/Comparison-of-Classifiers

Implement classifiers and compare performance achieved by each classifiers

Primary LanguagePython

Implement Classifiers and Compare Performance Achieved

Description

Course: Data Mining and Knowledge Discovery (Fall 2021)
Task: Implement Decision Tree, KNN and Random Forest and compare the performance achieved by different classifiers

Given a decision tree, classifying a test instance is straightforward. Starting from the root node, we apply its attribute test condition and follow the appropriate branch based on the outcome of the test.
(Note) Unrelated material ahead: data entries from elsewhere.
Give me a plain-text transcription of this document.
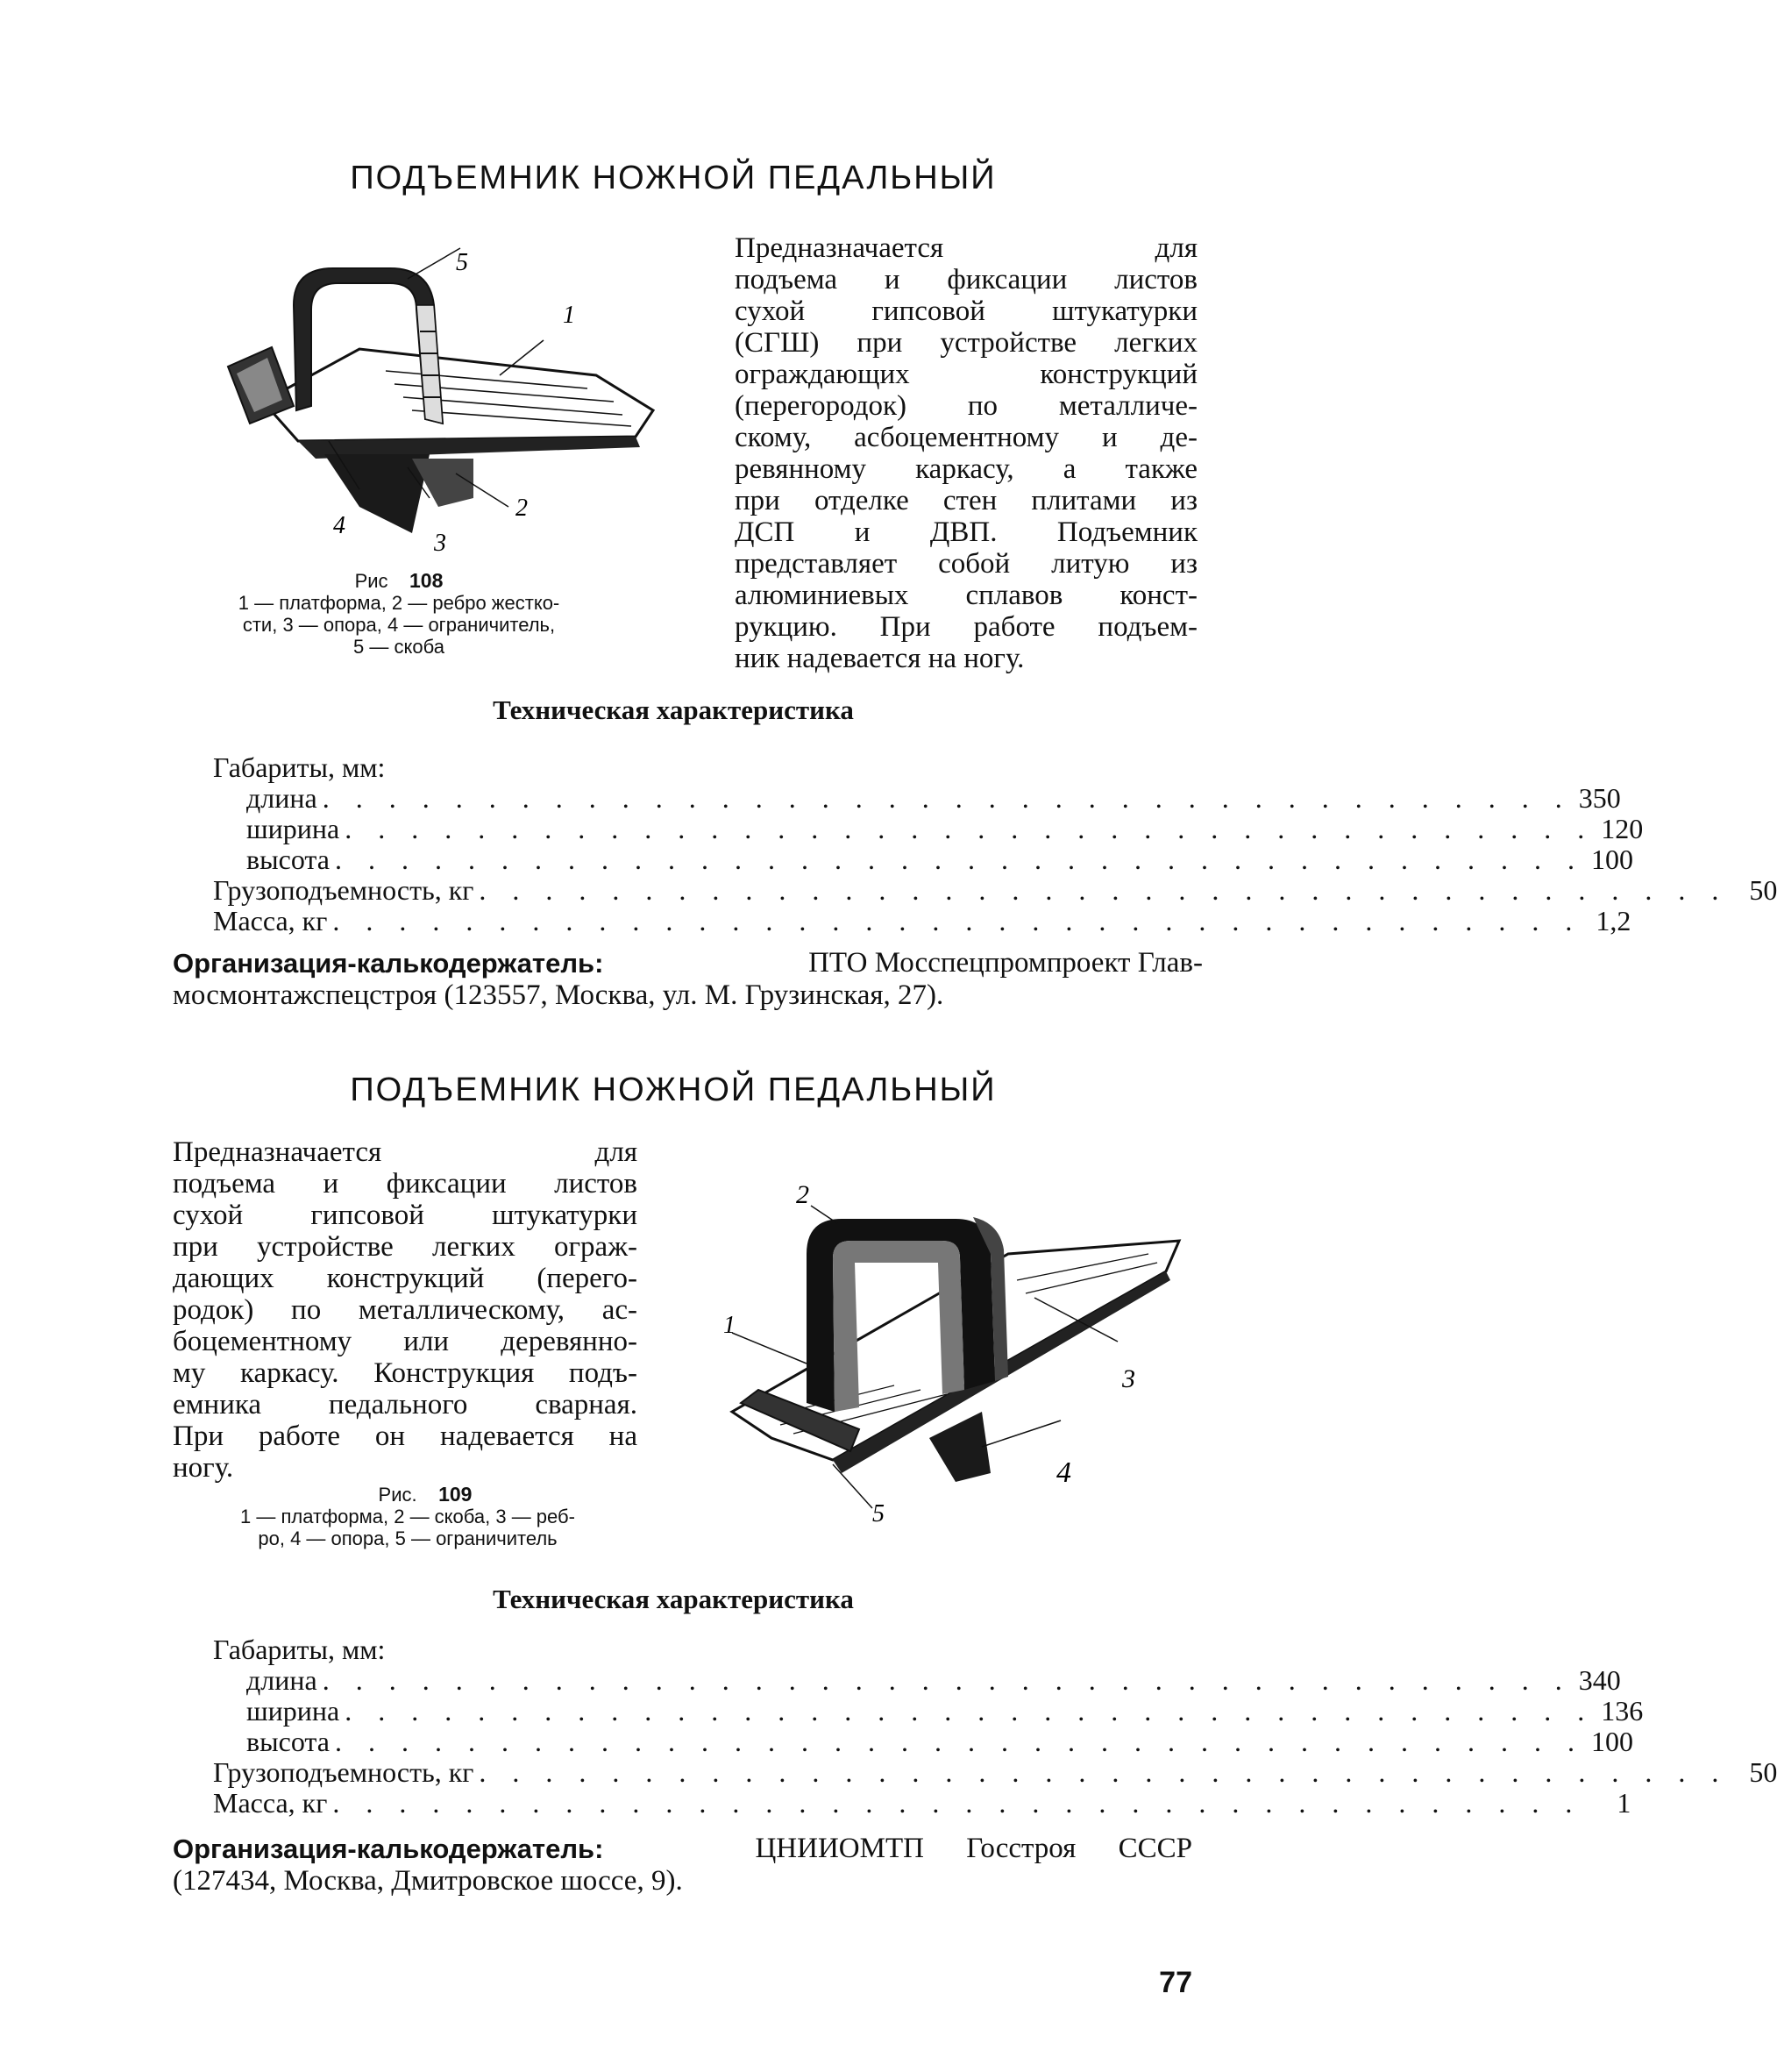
ПОДЪЕМНИК НОЖНОЙ ПЕДАЛЬНЫЙ
5
1
4
3
2
Рис 108
1 — платформа, 2 — ребро жестко-
сти, 3 — опора, 4 — ограничитель,
5 — скоба
Предназначается для
подъема и фиксации листов
сухой гипсовой штукатурки
(СГШ) при устройстве легких
ограждающих конструкций
(перегородок) по металличе-
скому, асбоцементному и де-
ревянному каркасу, а также
при отделке стен плитами из
ДСП и ДВП. Подъемник
представляет собой литую из
алюминиевых сплавов конст-
рукцию. При работе подъем-
ник надевается на ногу.
Техническая характеристика
Габариты, мм:
длина . . . . . . . . . . . . . . . . . . . . . . . . . . . . . . . . . . . . . . 350
ширина . . . . . . . . . . . . . . . . . . . . . . . . . . . . . . . . . . . . . . 120
высота . . . . . . . . . . . . . . . . . . . . . . . . . . . . . . . . . . . . . . 100
Грузоподъемность, кг . . . . . . . . . . . . . . . . . . . . . . . . . . . . . . . . . . . . . . 50
Масса, кг . . . . . . . . . . . . . . . . . . . . . . . . . . . . . . . . . . . . . . 1,2
Организация-калькодержатель:	ПТО Мосспецпромпроект Глав-
мосмонтажспецстроя (123557, Москва, ул. М. Грузинская, 27).
ПОДЪЕМНИК НОЖНОЙ ПЕДАЛЬНЫЙ
Предназначается для
подъема и фиксации листов
сухой гипсовой штукатурки
при устройстве легких ограж-
дающих конструкций (перего-
родок) по металлическому, ас-
боцементному или деревянно-
му каркасу. Конструкция подъ-
емника педального сварная.
При работе он надевается на
ногу.
2
1
3
4
5
Рис. 109
1 — платформа, 2 — скоба, 3 — реб-
ро, 4 — опора, 5 — ограничитель
Техническая характеристика
Габариты, мм:
длина . . . . . . . . . . . . . . . . . . . . . . . . . . . . . . . . . . . . . . 340
ширина . . . . . . . . . . . . . . . . . . . . . . . . . . . . . . . . . . . . . . 136
высота . . . . . . . . . . . . . . . . . . . . . . . . . . . . . . . . . . . . . . 100
Грузоподъемность, кг . . . . . . . . . . . . . . . . . . . . . . . . . . . . . . . . . . . . . . 50
Масса, кг . . . . . . . . . . . . . . . . . . . . . . . . . . . . . . . . . . . . . .	1
Организация-калькодержатель:	ЦНИИОМТП Госстроя СССР
(127434, Москва, Дмитровское шоссе, 9).
77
This will lead us either to another internal node, for which a new attribute test condition is applied, or to a leaf node. Once a leaf node is reached, we assign the class label associated with the node to the test instance.

Tan, Pang-Ning, et al. Introduction to Data Mining EBook: Global Edition, Pearson Education, Limited, 2019.

A nearest neighbor classifier represents each example as a data point in a d -dimensional space, where d is the number of attributes. Given a test instance, we compute its proximity to the training instances according to one of the proximity measures described in Section 2.4 on page 91. The k -nearest neighbors of a given test instance z refer to the k training examples that are closest to z .

Tan, Pang-Ning, et al. Introduction to Data Mining EBook: Global Edition, Pearson Education, Limited, 2019.

Random forests attempt to improve the generalization performance by constructing an ensemble of decorrelated decision trees. Random forests build on the idea of bagging to use a different bootstrap sample of the training data for learning decision trees. However, a key distinguishing feature of random forests from bagging is that at every internal node of a tree, the best splitting criterion is chosen among a small set of randomly selected attributes. In this way, random forests construct ensembles of decision trees by not only manipulating training instances (by using bootstrap samples similar to bagging), but also the input attributes (by using different subsets of attributes at every internal node).

Tan, Pang-Ning, et al. Introduction to Data Mining EBook: Global Edition, Pearson Education, Limited, 2019.